Bekerja dalam keadaan tidak enak badan membuat Aji kehilangan fokus. Sejak tadi pagi tiba-tiba badannya meriang, sendi-sendi di tubuhnya terasa sakit saat bergerak. Namun karena sudah ada janji untuk meeting dengan karyawannya di luar kota maka Aji memaksakan diri untuk tetap berangkat. Kali ini ia memilih untuk naik pesawat agar tidak perlu menyetir melintasi ibukota, Aji akan memanfaatkan waktu selama berada di pesawat untuk beristirahat.
Setiba di kota tujuan, Aji meminta staf di restoran untuk menjemputnya di bandara. Aji benar-benar sedang tidak sehat kali ini.
"Selamat siang, Pak Aji!" sapa karyawannya sopan saat Aji masuk ke dalam mobil.
"Siang, Pak Tino," sahut Aji seraya menyunggingkan senyumnya yang mahal.
Mobil melaju perlahan keluar dari bandara. Aji kembali memejamkan matanya yang terasa panas, meski sempat tertidur sebentar di pesawat namun rasanya seluruh tubuhnya masih saja lemas tak bertenaga.
Ponsel di saku celana Aji bergetar, ia merogoh ponselnya perlahan dan membuka mata sedikit untuk melihat nama yang muncul di layar.
Zunita is calling ...
"Ya , Zun."
"Kamu lagi di mana?" sosor Zunita cepat.
Aji menghembuskan napasnya pelan.
"Lagi di Jogja, ada apa?""Mami pengen ngobrol sama kamu, hal penting katanya. Kalo sudah balik ke Jakarta segera mampir ke rumah, ya!"
Aji membuka matanya lemah.
"Oke, baik," sahut Aji sebelum kemudian memutuskan sambungan telefonnya.Sudah bisa ditebak sepertinya Mama akan merayunya untuk berlibur ke tempat Neneknya. Selama Aji traveling ke luar negeri memang tak sekalipun Aji mengunjungi Neneknya itu, bahkan mungkin terakhir kali Aji ke sana sekitar 3 tahun yang lalu. Bukan Aji tak mau mengunjunginya tetapi bila sudah berada di sana maka Aji tak akan di ijinkan pulang cepat. Setidaknya ia harus berada di sana selama sebulan dan itu berarti Aji harus meninggalkan pekerjaannya, sehari ditinggal saja sudah banyak pekerjaan yang harus ia selesaikan apalagi sebulan, bisa-bisa Aji menghabiskan waktu setahun bekerja tanpa libur untuk menyelesaikan pekerjaan-pekerjaan yang menumpuk.
"Pak Aji mau bermalam?
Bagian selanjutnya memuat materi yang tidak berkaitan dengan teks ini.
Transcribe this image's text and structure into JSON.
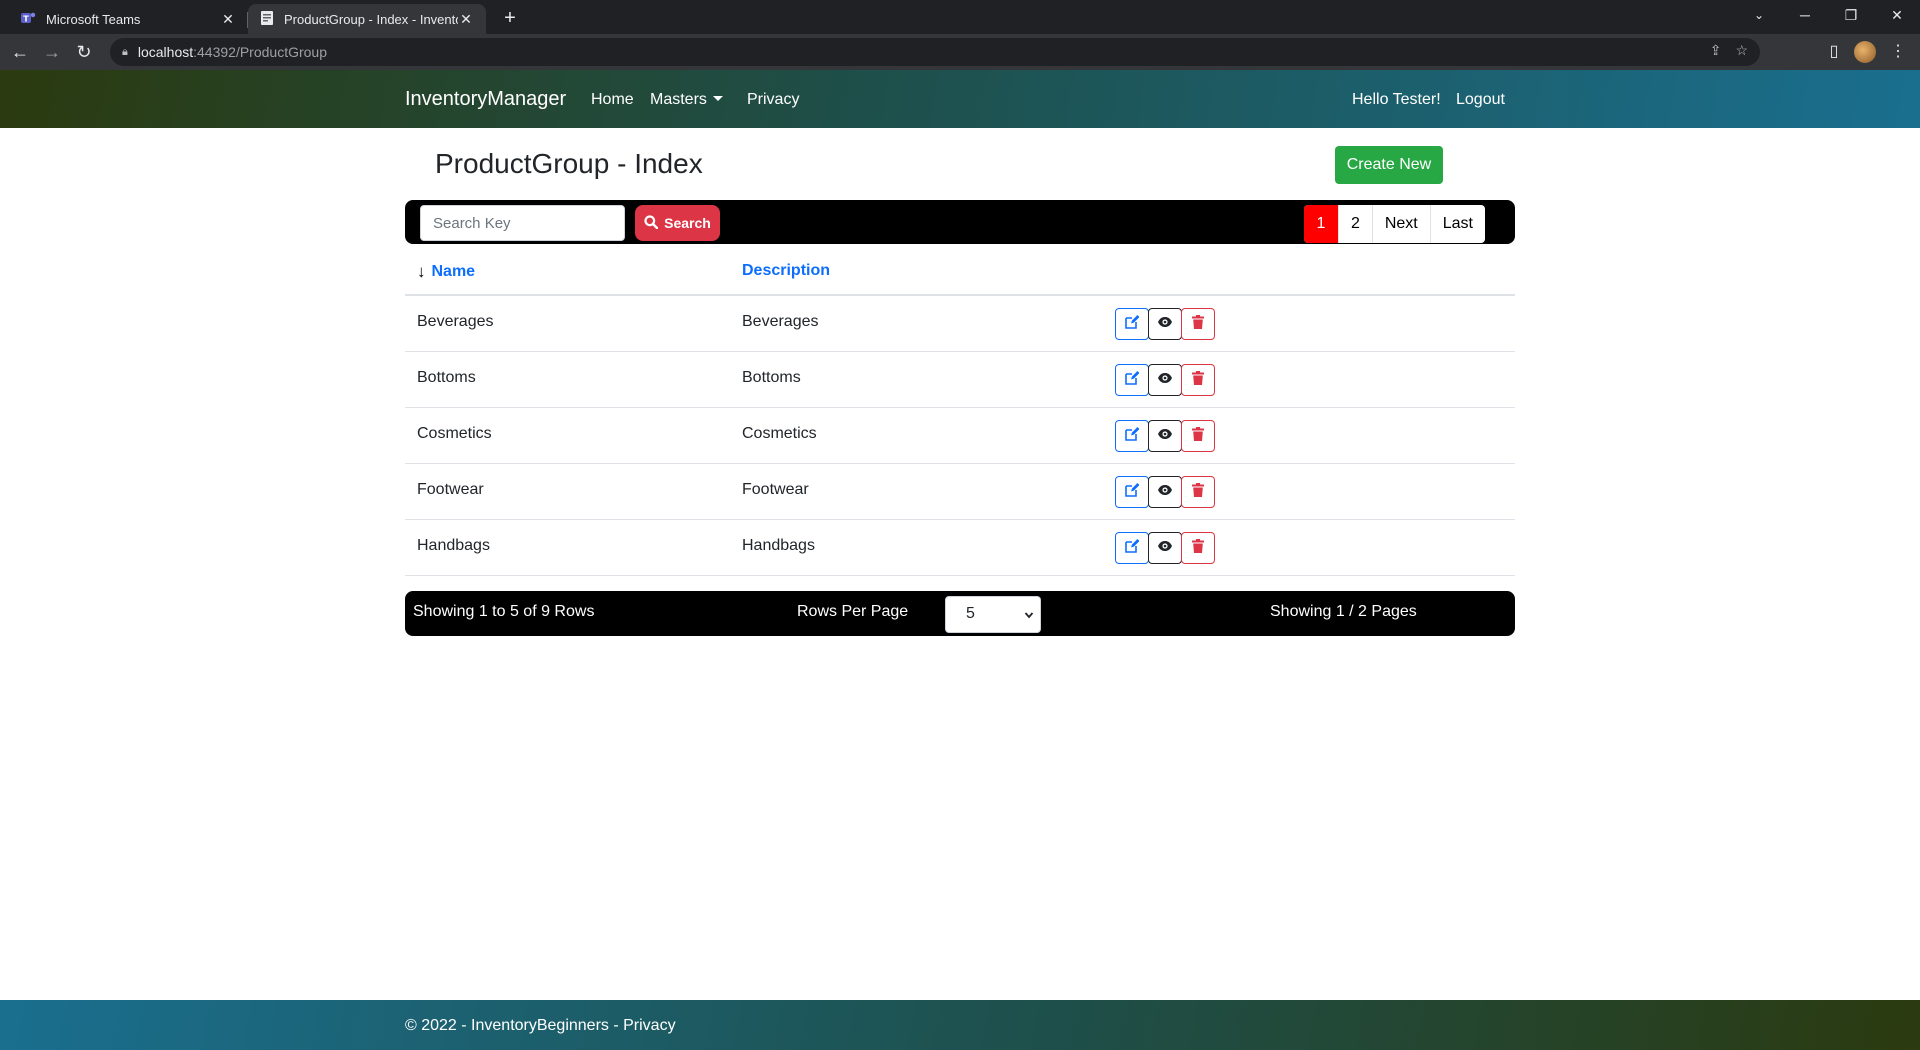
{
  "browser": {
    "tabs": [
      {
        "title": "Microsoft Teams",
        "icon": "teams-icon",
        "active": false
      },
      {
        "title": "ProductGroup - Index - Inventory",
        "icon": "page-icon",
        "active": true
      }
    ],
    "url_host": "localhost",
    "url_rest": ":44392/ProductGroup"
  },
  "navbar": {
    "brand": "InventoryManager",
    "home": "Home",
    "masters": "Masters",
    "privacy": "Privacy",
    "greeting": "Hello Tester!",
    "logout": "Logout"
  },
  "page": {
    "title": "ProductGroup - Index",
    "create_label": "Create New"
  },
  "search": {
    "placeholder": "Search Key",
    "button_label": "Search"
  },
  "pager": {
    "pages": [
      "1",
      "2"
    ],
    "current": "1",
    "next": "Next",
    "last": "Last"
  },
  "table": {
    "columns": [
      "Name",
      "Description"
    ],
    "sort_column": "Name",
    "rows": [
      {
        "name": "Beverages",
        "description": "Beverages"
      },
      {
        "name": "Bottoms",
        "description": "Bottoms"
      },
      {
        "name": "Cosmetics",
        "description": "Cosmetics"
      },
      {
        "name": "Footwear",
        "description": "Footwear"
      },
      {
        "name": "Handbags",
        "description": "Handbags"
      }
    ]
  },
  "summary": {
    "rows_text": "Showing 1 to 5 of 9 Rows",
    "rows_per_page_label": "Rows Per Page",
    "rows_per_page_value": "5",
    "pages_text": "Showing 1 / 2 Pages"
  },
  "footer": {
    "text": "© 2022 - InventoryBeginners - Privacy"
  },
  "colors": {
    "create": "#28a745",
    "search": "#dc3545",
    "active_page": "#ff0000",
    "link": "#0d6efd"
  }
}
Mau saya bokingkan hotel biasanya??" Pak Tino tiba-tiba bersuara.
Aji menoleh keluar jendela mobil, ia melewati hotel tempatnya dulu sering menginap. Tapi sejak kejadian dengan Stevany, Aji tak lagi mau menginap di hotel itu. Dan entah mengapa tiba tiba Aji rindu menginap di sana.
"Pesankan saya satu kamar di hotel yang baru saja kita lewati, Pak Tino!" ucap Aji sumbang.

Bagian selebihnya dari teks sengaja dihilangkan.